Not the easiest game to play
From a difficulty standpoint, it's hard for me to place skate on a comparison against Tony Hawk after so many years of playing the latter franchise. Grinds are harder to get into but are generally worth big points compared to the rest of your "line" (not a combo - in skate, you don't have to keep a continuous number of tricks to get a high score, just do tricks within a few second of each other), mostly because you have to actually ollie up onto your grind spot instead of pressing a magic button that automatically puts you on the rail. The way you pull the right stick during the start of the grind this determines what kind you're doing - boardslide, tailslide, crooked, 50-50, and the like - and you'll have to do an ollie again if you want to get some good height off the grind to do something like a flip or grab trick.
It goes even further, though. Curbs must be ollied up onto or you'll smash the ground with a pretty nasty crunch, and big vertical tricks, like in pools or on halfpipes, must be prepared for. Speed is your biggest asset when going vert, so you've got to "pump" your body on the way up and make sure you've got enough momentum to get into the air.
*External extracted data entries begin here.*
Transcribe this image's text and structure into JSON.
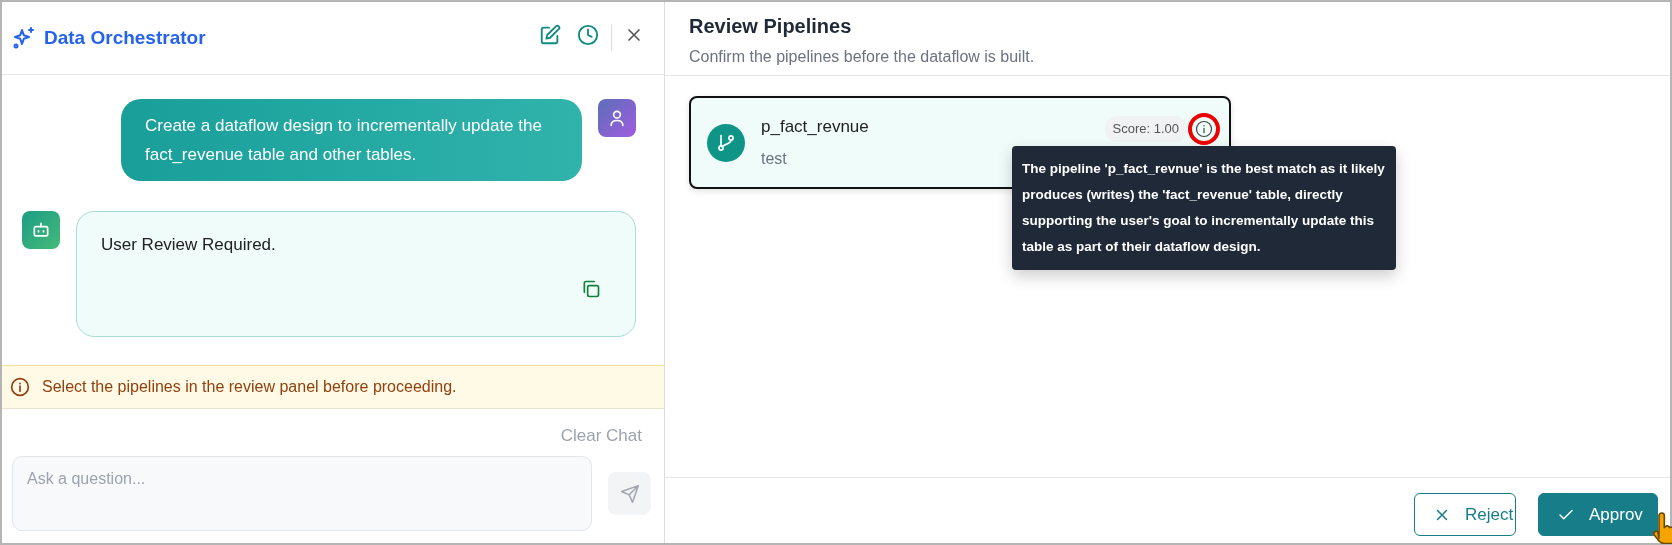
{
  "chat": {
    "title": "Data Orchestrator",
    "messages": [
      {
        "kind": "user",
        "text": "Create a dataflow design to incrementally update the fact_revenue table and other tables."
      },
      {
        "kind": "bot",
        "text": "User Review Required."
      }
    ],
    "warning": "Select the pipelines in the review panel before proceeding.",
    "clear_label": "Clear Chat",
    "input": {
      "placeholder": "Ask a question..."
    }
  },
  "review": {
    "title": "Review Pipelines",
    "subtitle": "Confirm the pipelines before the dataflow is built.",
    "pipelines": [
      {
        "name": "p_fact_revnue",
        "description": "test",
        "score": "Score: 1.00",
        "selected": true,
        "tooltip": "The pipeline 'p_fact_revnue' is the best match as it likely produces (writes) the 'fact_revenue' table, directly supporting the user's goal to incrementally update this table as part of their dataflow design."
      }
    ],
    "buttons": [
      {
        "kind": "reject",
        "label": "Reject"
      },
      {
        "kind": "approve",
        "label": "Approv"
      }
    ]
  }
}
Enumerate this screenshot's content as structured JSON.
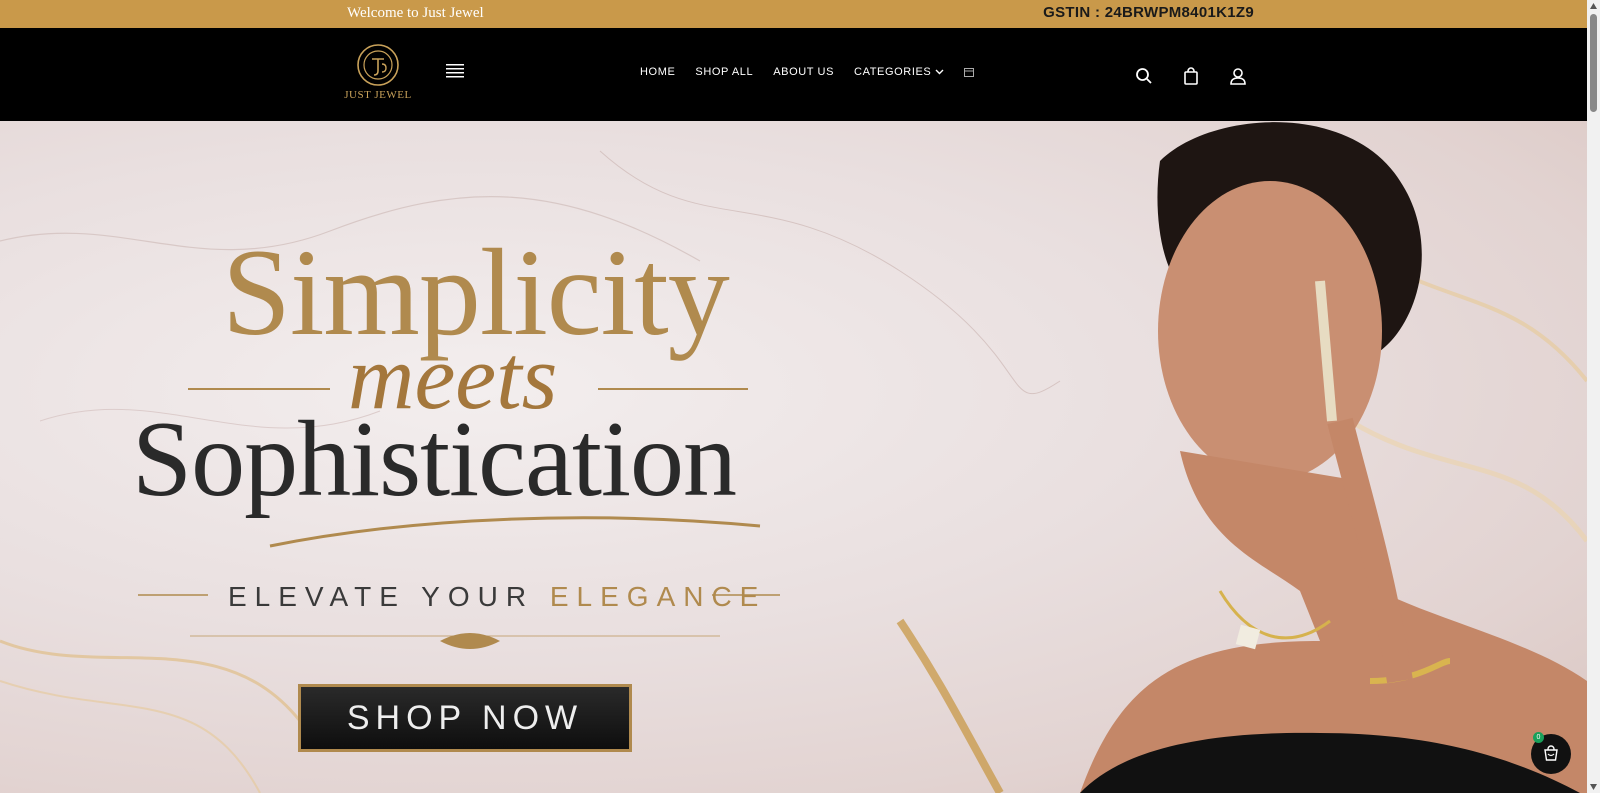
{
  "announcement": {
    "welcome": "Welcome to Just Jewel",
    "gstin": "GSTIN : 24BRWPM8401K1Z9"
  },
  "header": {
    "logo_text": "JUST JEWEL",
    "nav": [
      {
        "label": "HOME"
      },
      {
        "label": "SHOP ALL"
      },
      {
        "label": "ABOUT US"
      },
      {
        "label": "CATEGORIES"
      }
    ],
    "icons": [
      "menu-icon",
      "calendar-icon",
      "search-icon",
      "bag-icon",
      "account-icon"
    ]
  },
  "hero": {
    "headline_1": "Simplicity",
    "headline_2": "meets",
    "headline_3": "Sophistication",
    "tagline_a": "ELEVATE YOUR",
    "tagline_b": "ELEGANCE",
    "cta": "SHOP NOW"
  },
  "floating_cart": {
    "count": "0"
  },
  "colors": {
    "announcement_bg": "#c9994a",
    "header_bg": "#000000",
    "gold": "#b08a4e"
  }
}
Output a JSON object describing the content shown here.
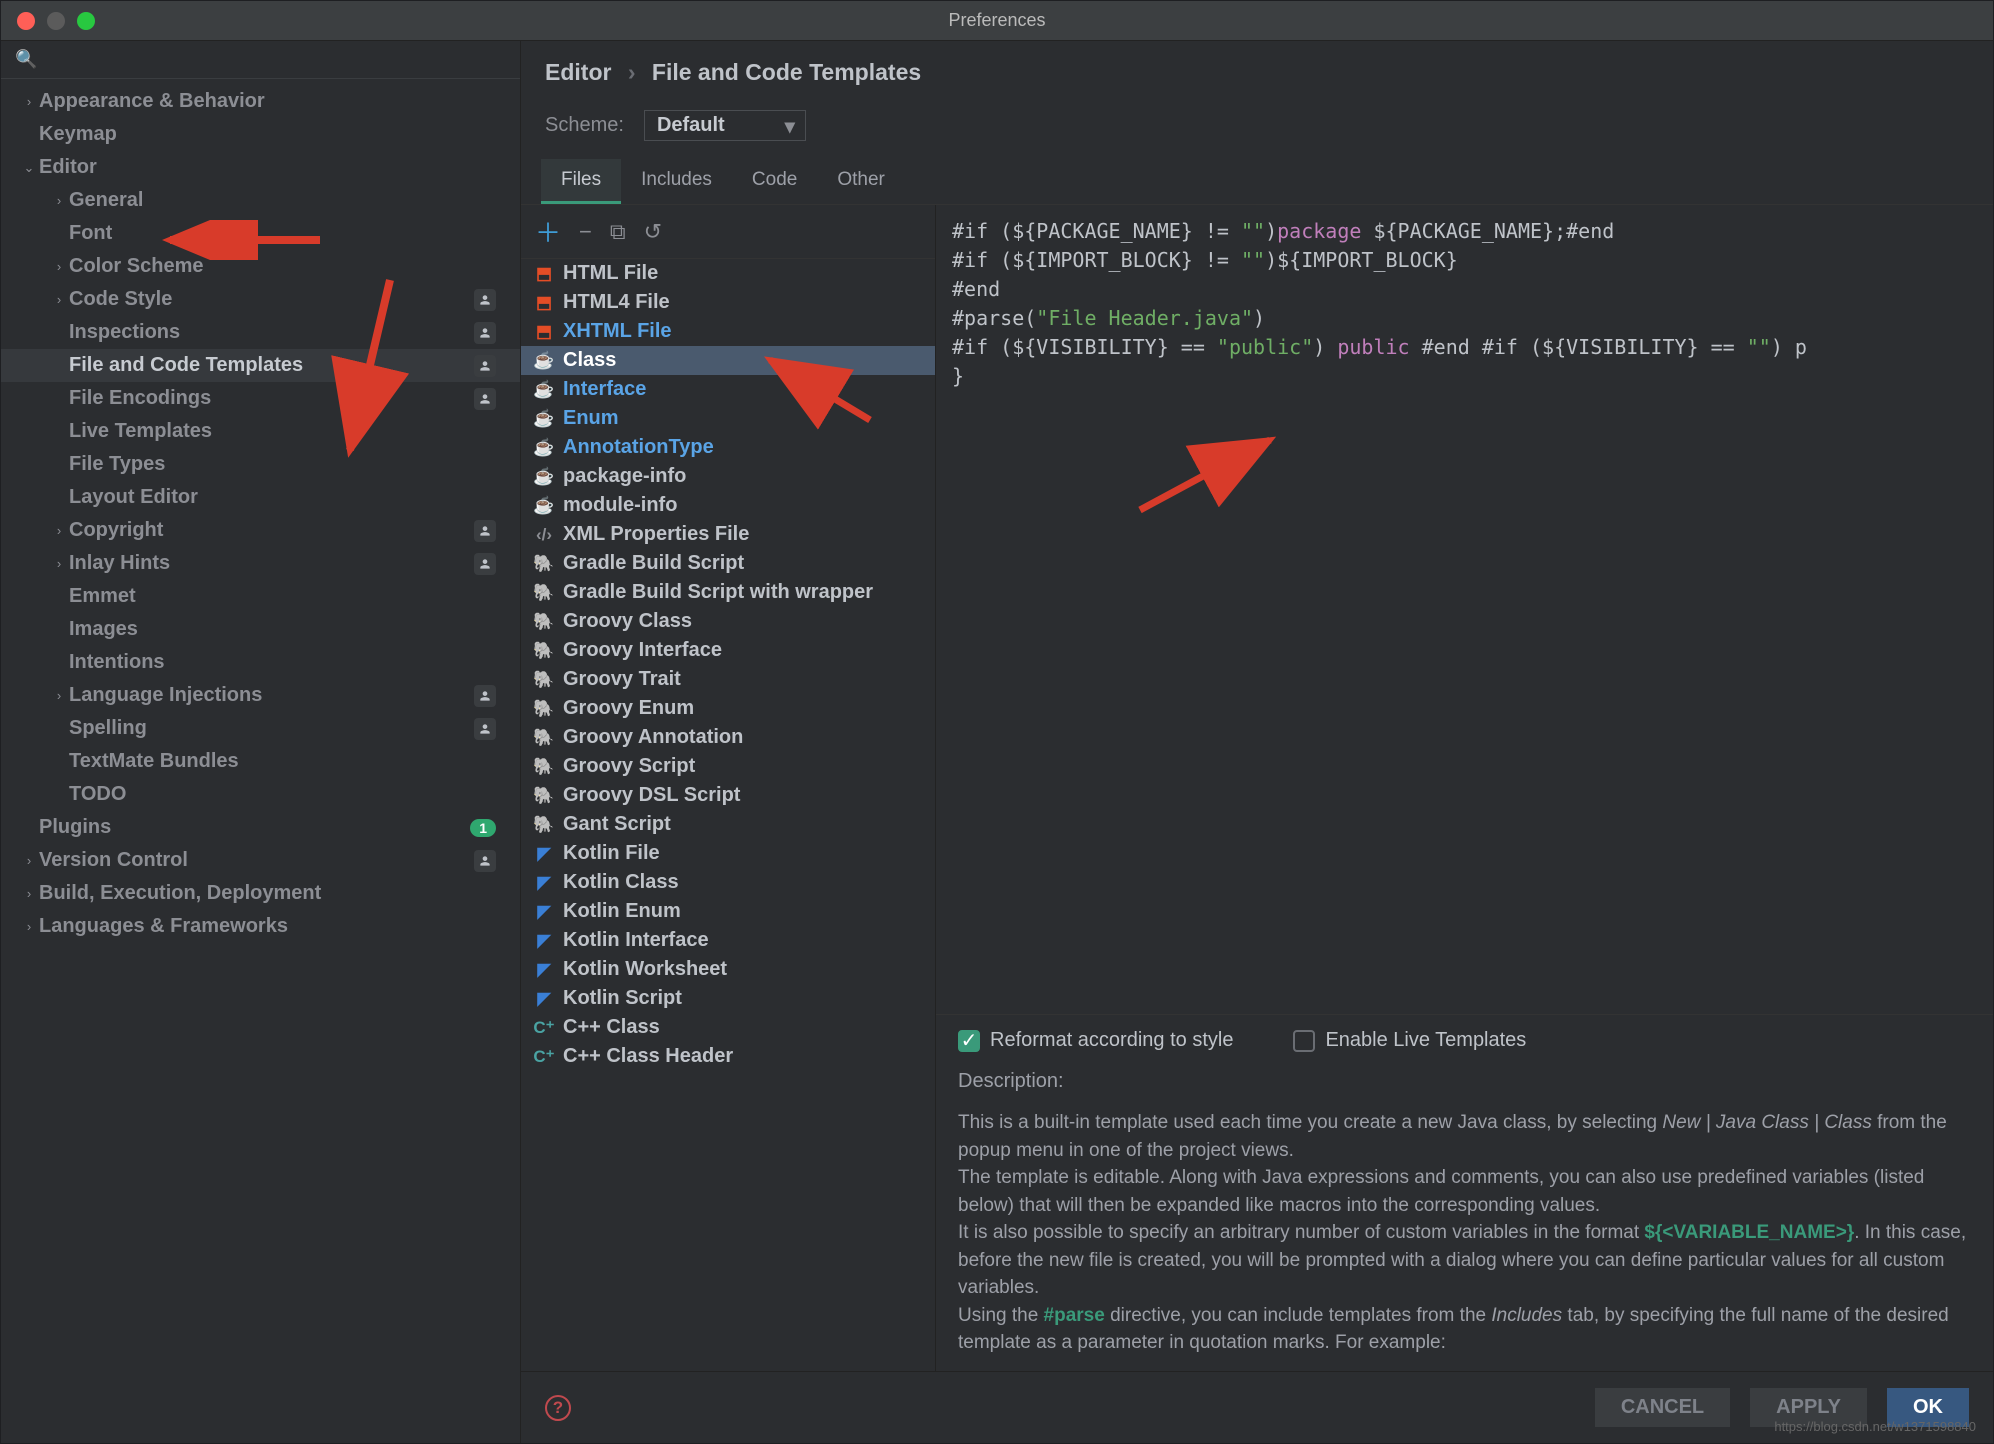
{
  "window": {
    "title": "Preferences"
  },
  "search": {
    "placeholder": ""
  },
  "tree": [
    {
      "label": "Appearance & Behavior",
      "level": 0,
      "chev": ">"
    },
    {
      "label": "Keymap",
      "level": 0
    },
    {
      "label": "Editor",
      "level": 0,
      "chev": "v"
    },
    {
      "label": "General",
      "level": 1,
      "chev": ">"
    },
    {
      "label": "Font",
      "level": 1
    },
    {
      "label": "Color Scheme",
      "level": 1,
      "chev": ">"
    },
    {
      "label": "Code Style",
      "level": 1,
      "chev": ">",
      "person": true
    },
    {
      "label": "Inspections",
      "level": 1,
      "person": true
    },
    {
      "label": "File and Code Templates",
      "level": 1,
      "person": true,
      "selected": true
    },
    {
      "label": "File Encodings",
      "level": 1,
      "person": true
    },
    {
      "label": "Live Templates",
      "level": 1
    },
    {
      "label": "File Types",
      "level": 1
    },
    {
      "label": "Layout Editor",
      "level": 1
    },
    {
      "label": "Copyright",
      "level": 1,
      "chev": ">",
      "person": true
    },
    {
      "label": "Inlay Hints",
      "level": 1,
      "chev": ">",
      "person": true
    },
    {
      "label": "Emmet",
      "level": 1
    },
    {
      "label": "Images",
      "level": 1
    },
    {
      "label": "Intentions",
      "level": 1
    },
    {
      "label": "Language Injections",
      "level": 1,
      "chev": ">",
      "person": true
    },
    {
      "label": "Spelling",
      "level": 1,
      "person": true
    },
    {
      "label": "TextMate Bundles",
      "level": 1
    },
    {
      "label": "TODO",
      "level": 1
    },
    {
      "label": "Plugins",
      "level": 0,
      "count": "1"
    },
    {
      "label": "Version Control",
      "level": 0,
      "chev": ">",
      "person": true
    },
    {
      "label": "Build, Execution, Deployment",
      "level": 0,
      "chev": ">"
    },
    {
      "label": "Languages & Frameworks",
      "level": 0,
      "chev": ">"
    }
  ],
  "crumbs": {
    "a": "Editor",
    "b": "File and Code Templates"
  },
  "scheme": {
    "label": "Scheme:",
    "value": "Default"
  },
  "tabs": [
    "Files",
    "Includes",
    "Code",
    "Other"
  ],
  "activeTab": 0,
  "templates": [
    {
      "name": "HTML File",
      "icon": "html5"
    },
    {
      "name": "HTML4 File",
      "icon": "html5"
    },
    {
      "name": "XHTML File",
      "icon": "html5",
      "link": true
    },
    {
      "name": "Class",
      "icon": "java",
      "selected": true
    },
    {
      "name": "Interface",
      "icon": "java",
      "link": true
    },
    {
      "name": "Enum",
      "icon": "java",
      "link": true
    },
    {
      "name": "AnnotationType",
      "icon": "java",
      "link": true
    },
    {
      "name": "package-info",
      "icon": "java"
    },
    {
      "name": "module-info",
      "icon": "java"
    },
    {
      "name": "XML Properties File",
      "icon": "xml"
    },
    {
      "name": "Gradle Build Script",
      "icon": "gradle"
    },
    {
      "name": "Gradle Build Script with wrapper",
      "icon": "gradle"
    },
    {
      "name": "Groovy Class",
      "icon": "groovy"
    },
    {
      "name": "Groovy Interface",
      "icon": "groovy"
    },
    {
      "name": "Groovy Trait",
      "icon": "groovy"
    },
    {
      "name": "Groovy Enum",
      "icon": "groovy"
    },
    {
      "name": "Groovy Annotation",
      "icon": "groovy"
    },
    {
      "name": "Groovy Script",
      "icon": "groovy"
    },
    {
      "name": "Groovy DSL Script",
      "icon": "groovy"
    },
    {
      "name": "Gant Script",
      "icon": "groovy"
    },
    {
      "name": "Kotlin File",
      "icon": "kotlin"
    },
    {
      "name": "Kotlin Class",
      "icon": "kotlin"
    },
    {
      "name": "Kotlin Enum",
      "icon": "kotlin"
    },
    {
      "name": "Kotlin Interface",
      "icon": "kotlin"
    },
    {
      "name": "Kotlin Worksheet",
      "icon": "kotlin"
    },
    {
      "name": "Kotlin Script",
      "icon": "kotlin"
    },
    {
      "name": "C++ Class",
      "icon": "cpp"
    },
    {
      "name": "C++ Class Header",
      "icon": "cpp"
    }
  ],
  "code_lines": [
    [
      {
        "t": "#if (${PACKAGE_NAME} != "
      },
      {
        "t": "\"\"",
        "c": "cs"
      },
      {
        "t": ")"
      },
      {
        "t": "package",
        "c": "ck"
      },
      {
        "t": " ${PACKAGE_NAME};#end"
      }
    ],
    [
      {
        "t": ""
      }
    ],
    [
      {
        "t": "#if (${IMPORT_BLOCK} != "
      },
      {
        "t": "\"\"",
        "c": "cs"
      },
      {
        "t": ")${IMPORT_BLOCK}"
      }
    ],
    [
      {
        "t": "#end"
      }
    ],
    [
      {
        "t": "#parse("
      },
      {
        "t": "\"File Header.java\"",
        "c": "cs"
      },
      {
        "t": ")"
      }
    ],
    [
      {
        "t": "#if (${VISIBILITY} == "
      },
      {
        "t": "\"public\"",
        "c": "cs"
      },
      {
        "t": ") "
      },
      {
        "t": "public",
        "c": "ck"
      },
      {
        "t": " #end #if (${VISIBILITY} == "
      },
      {
        "t": "\"\"",
        "c": "cs"
      },
      {
        "t": ") p"
      }
    ],
    [
      {
        "t": "}"
      }
    ]
  ],
  "checks": {
    "reformat_label": "Reformat according to style",
    "reformat_checked": true,
    "live_label": "Enable Live Templates",
    "live_checked": false
  },
  "desc": {
    "title": "Description:",
    "p1a": "This is a built-in template used each time you create a new Java class, by selecting ",
    "p1b": "New | Java Class | Class",
    "p1c": " from the popup menu in one of the project views.",
    "p2": "The template is editable. Along with Java expressions and comments, you can also use predefined variables (listed below) that will then be expanded like macros into the corresponding values.",
    "p3a": "It is also possible to specify an arbitrary number of custom variables in the format ",
    "p3var": "${<VARIABLE_NAME>}",
    "p3b": ". In this case, before the new file is created, you will be prompted with a dialog where you can define particular values for all custom variables.",
    "p4a": "Using the ",
    "p4dir": "#parse",
    "p4b": " directive, you can include templates from the ",
    "p4c": "Includes",
    "p4d": " tab, by specifying the full name of the desired template as a parameter in quotation marks. For example:"
  },
  "footer": {
    "cancel": "CANCEL",
    "apply": "APPLY",
    "ok": "OK"
  },
  "watermark": "https://blog.csdn.net/w1371598840",
  "icons": {
    "html5": "🟧",
    "java": "☕",
    "xml": "</>",
    "gradle": "🐘",
    "groovy": "🐘",
    "kotlin": "◤",
    "cpp": "C⁺"
  }
}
Once you're up there you can do all kinds of fantastic-looking moves, but again you've also got to be aligned correctly if you don't want to come down on your face. You can't just spin yourself in the air whenever and wherever you want, so you've got to plan correctly. Finally, manuals are here and can certainly link your tricks together, just like Tony Hawk, but since you're going for lines and not combos here, they're there for more points rather than just as a way to link things up. All of this adds up to a game that can be frustrating to start on for a Tony Hawk player, but it's not long before you'll be pulling off some impressive moves without faceplanting yourself every five seconds.
Going online, and finishing it up
In multiplayer, skate doesn't get any easier. You've got tons of tricks at your disposal and can get six players into an online match, but the problem is that many of the arenas you can skate in are so tiny that you'll find yourselves literally falling over each other way too often. On Xbox Live, this often led to name-calling and all kinds of immature yelling, so I highly recommend that if you take it online, you plug in your headset and then leave it sitting to the side on the couch. Actually, I recommend that in most competitive games over Live whenever you can hear the opposition talking, so it's not really the fault of EA. Well, the yelling is not; the way players are constantly tripping over each other, well, that is their fault. Luckily, there are modes where you get to take turns and there are a few larger areas to skate in, but the open feel of the career mode game is pretty much gone when going online.
With some tweaks, I think that EA has a hit franchise on their hands here with skate. If they can improve the functionality of their replay video features and inject maybe a bit more fun into some of the goals and the online play, I think that a sequel has a really good chance of becoming the most popular skateboarding game ever. But for this game, the controls are still new to so many players and a few too many areas of the game - ones with a lot of potential - simply didn't have the time spent that they needed. And while I can't ever really recommend that a new game be immediately inducted into a yearly rehash like EA's sports games often do, I'm looking forward to skate 2 whenever it does happen.